Interesting notes from recent news:
A Japanese newspaper is garnering praise for pushing on despite losing its computers and printing presses to the country’s recent earthquake and tsunami. In the city of Ishinomaki in Miyagi Prefecture, editors at the Ishinomaki Hibi Shimbun determined to stay the course even though they were in the equivalent of a journalistic pre-industrial age.
Three reporters were sent to evacuation centers, another waded through chest-high water to collect their notes, holding them over his head to keep them dry. For six days, the 14,000 circulation paper produced just 6 copies a day — all hand-written on large posterboards, which were then posted at strategic spots where readers might gather. The news staff’s effort gave new meaning to the concept of “printing” a newspaper.

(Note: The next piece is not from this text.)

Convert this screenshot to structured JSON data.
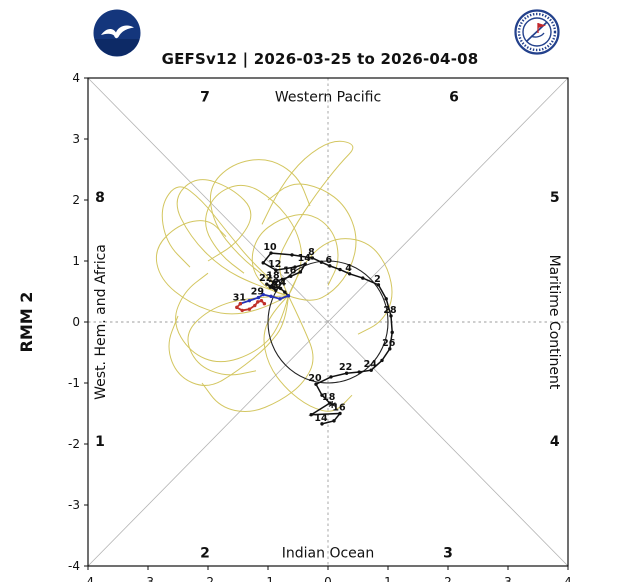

The feat was so impressive that Washington D.C.’s Newseum has acquired original copies of the hand-printed poster-papers for its permanent collection. City Editor Hiroyuki Takeuchi was surprised by the paper’s sudden celebrity, telling the Los Angeles Times “I thought this is what newspapers are supposed to do.”
Another celebrity note is less laudatory. According to Associated Press, actor Kevin Bacon once grew so tired of people gushing over him and seeking autographs that he purchased a $500 custom-made disguise. He soon gave it up though, because “I didn’t like it at all. People cut in front of you and when you’re at a check-out counter it’s just … different.”
“People weren’t all that nice to me. I’m just not used ot it,” he said.
Poor Kevin. Not recognizing him as a star, they treated him like all the other regular people in Los Angeles.
I have a solution for you, Kev. I’ve never seen an X-Man movie and I couldn’t pick you out of a lineup. Come hang with me in North Carolina, with or without the rubber face, and we’ll be nice to you either way because being polite is just the way most of us were raised. We understand that celebrity is an accident of occupation, and that human dignity belongs to all.
To paraphrase the editor, “We think this is what people are supposed to do.”